CA Montpellier, 4e ch. civ., 27 février 2025, n° 20/03233

MONTPELLIER

Arrêt

Confirmation

PARTIES

Demandeur :

Domofinance (SA)

Défendeur :

Evosys (SAS), Groupe DBT (SARL)

COMPOSITION DE LA JURIDICTION

Président :

M. Soubeyran

Conseillers :

M. Bruey, Mme Franco

Avocats :

Me Ramahandriarivelo, Me Chareau, Me Leboucher

TJ Montpellier, du 7 juill. 2020, n° 11-…

7 juillet 2020

FAITS ET PROCÉDURE

1- Dans le cadre d'un démarchage à domicile et selon bon de commande accepté le 28 juillet 2017, Mme [W] [C] a confié à la SARL DBT Pro la pose et la mise en service d'un onduleur de type TL2 sous son installation photovoltaïque.

2- Elle a parallèlement souscrit ce jour par l'intermédiaire du Groupe DBT un contrat de crédit d'un montant de 8 260 € auprès de la SA Domofinance destiné au financement de cette prestation.

3- Le 25 août 2017, l'onduleur a été livré et installé. Sur ce fondement, la société Domofinance a procédé au déblocage des fonds.

4- Le 28 juin 2018, par courrier recommandé avec avis de réception, Mme [C] a informé le Groupe DBT et la société Domofinance de la mise en oeuvre de son droit de rétractation demandant l'annulation de son bon de commande et du crédit, et les a mis en demeure de lui communiquer plusieurs documents.

5- Le 10 juillet 2018, par courrier, la société Domofinance a fait part à Mme [C] de son refus d'annulation du contrat de crédit affecté.

6- C'est dans ce contexte que par actes d'huissier de justice délivrés les 1er et 3 août 2018 Mme [C] a fait assigner la SARL Groupe DBT et la société Domofinance principalement aux fins de voir ordonner la nullité du contrat de vente et de prêt affecté.
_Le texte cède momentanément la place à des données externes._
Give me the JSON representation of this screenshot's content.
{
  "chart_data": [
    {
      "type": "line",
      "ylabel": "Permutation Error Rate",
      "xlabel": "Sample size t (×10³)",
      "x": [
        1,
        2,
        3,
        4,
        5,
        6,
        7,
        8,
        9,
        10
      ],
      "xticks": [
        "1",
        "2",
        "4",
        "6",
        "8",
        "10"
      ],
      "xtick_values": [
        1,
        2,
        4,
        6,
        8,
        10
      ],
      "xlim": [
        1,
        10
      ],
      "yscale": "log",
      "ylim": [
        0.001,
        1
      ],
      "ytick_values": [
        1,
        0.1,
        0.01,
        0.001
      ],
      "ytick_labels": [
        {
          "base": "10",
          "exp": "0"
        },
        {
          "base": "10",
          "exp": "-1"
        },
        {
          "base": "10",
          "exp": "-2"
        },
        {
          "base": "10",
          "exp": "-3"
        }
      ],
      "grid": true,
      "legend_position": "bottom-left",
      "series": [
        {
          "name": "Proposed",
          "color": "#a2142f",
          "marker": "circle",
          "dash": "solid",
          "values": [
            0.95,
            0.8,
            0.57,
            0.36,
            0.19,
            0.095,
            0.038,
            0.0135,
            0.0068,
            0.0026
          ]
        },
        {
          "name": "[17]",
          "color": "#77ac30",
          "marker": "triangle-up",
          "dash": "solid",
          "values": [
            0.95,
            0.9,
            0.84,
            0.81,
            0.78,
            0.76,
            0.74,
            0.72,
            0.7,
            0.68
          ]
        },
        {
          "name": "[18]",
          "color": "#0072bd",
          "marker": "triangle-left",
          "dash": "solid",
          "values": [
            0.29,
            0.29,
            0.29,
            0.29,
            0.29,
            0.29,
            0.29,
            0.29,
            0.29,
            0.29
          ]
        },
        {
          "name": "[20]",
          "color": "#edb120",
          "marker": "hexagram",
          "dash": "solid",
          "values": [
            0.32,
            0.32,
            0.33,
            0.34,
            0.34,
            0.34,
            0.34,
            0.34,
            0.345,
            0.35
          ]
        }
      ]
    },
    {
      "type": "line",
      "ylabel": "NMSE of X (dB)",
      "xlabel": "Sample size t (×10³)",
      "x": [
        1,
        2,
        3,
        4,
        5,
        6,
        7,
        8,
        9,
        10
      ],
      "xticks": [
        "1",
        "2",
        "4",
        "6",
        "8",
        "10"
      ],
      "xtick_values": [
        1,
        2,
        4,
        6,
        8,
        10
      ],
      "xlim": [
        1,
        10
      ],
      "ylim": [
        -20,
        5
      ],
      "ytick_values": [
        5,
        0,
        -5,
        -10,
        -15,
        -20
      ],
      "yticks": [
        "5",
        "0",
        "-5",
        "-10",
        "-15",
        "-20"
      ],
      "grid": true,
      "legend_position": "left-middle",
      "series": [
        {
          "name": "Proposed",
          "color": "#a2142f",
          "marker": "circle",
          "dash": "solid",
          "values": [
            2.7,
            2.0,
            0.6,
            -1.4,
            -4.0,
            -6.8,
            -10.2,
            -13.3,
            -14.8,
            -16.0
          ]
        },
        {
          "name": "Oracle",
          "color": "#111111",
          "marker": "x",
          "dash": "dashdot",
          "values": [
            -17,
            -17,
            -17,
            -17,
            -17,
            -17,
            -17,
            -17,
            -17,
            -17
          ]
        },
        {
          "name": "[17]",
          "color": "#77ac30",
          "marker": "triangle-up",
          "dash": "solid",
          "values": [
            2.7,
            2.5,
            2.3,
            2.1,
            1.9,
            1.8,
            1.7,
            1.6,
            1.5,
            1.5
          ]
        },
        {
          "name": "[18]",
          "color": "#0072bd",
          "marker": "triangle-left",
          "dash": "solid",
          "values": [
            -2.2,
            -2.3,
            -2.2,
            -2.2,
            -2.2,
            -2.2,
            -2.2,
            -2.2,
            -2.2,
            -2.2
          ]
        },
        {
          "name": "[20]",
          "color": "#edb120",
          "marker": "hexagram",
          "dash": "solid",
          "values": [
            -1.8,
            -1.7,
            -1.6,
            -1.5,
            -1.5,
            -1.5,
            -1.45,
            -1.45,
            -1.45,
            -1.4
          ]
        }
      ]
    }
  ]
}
Par acte d'huissier du 21 novembre 2018, Mme [C] a fait assigner la SAS Evosys, venant aux droits de la SARL Groupe DBT, prise en la personne de son liquidateur judiciaire, Me [U] [N].

7- Par jugement contradictoire, rendu sous le bénéfice de l'exécution provisoire, en date du 7 juillet 2020, le tribunal judiciaire de Montpellier a :

Prononcé la nullité du contrat de vente conclu le 28 juillet 2017 entre Mme [C] et la société Groupe DBT dont la SAS Evosys, prise en la personne du mandataire liquidateur, Me [N], vient aux droits ;

Prononcé la nullité consécutive du contrat de prêt conclu le 28 juillet 2017 entre Mme [C] et la SA Domofinance ;

Condamné la SA Domofinance à rembourser à Mme [C] l'ensemble des sommes versées par elle au titre du prêt n°44570035959001 ;

Privé la SA Domofinance de tout droit à remboursement contre Mme [C] au titre du capital, des frais et accessoires du prêt n°44570035959001 et dit que la SA Domofinance devra agir contre la SAS Evosys ;

Rejeté la demande de prise en charge du coût des travaux de remise en l'état par la SA Domofinance et la SAS Evosys, prise en la personne du mandataire liquidateur Me [N], venant aux droits de la société Groupe DBT ;

Condamné solidairement la SAS Evosys, prise en la personne du mandataire liquidateur Me [N], venant aux droit de la société Groupe DBT et la SA Domofinance à payer à Mme [C] la somme de 1 500 € sur le fondement de l'article 700 du code de procédure civile ;

Condamné in solidum la SAS Evosys, prise en la personne du mandataire liquidateur Me [N], venant aux droits de la société Groupe DBT et la SA Domofinance aux entiers dépens ;

Rejeté le surplus des demandes.

8- Le 31 juillet 2020, la société Domofinance a relevé appel de ce jugement.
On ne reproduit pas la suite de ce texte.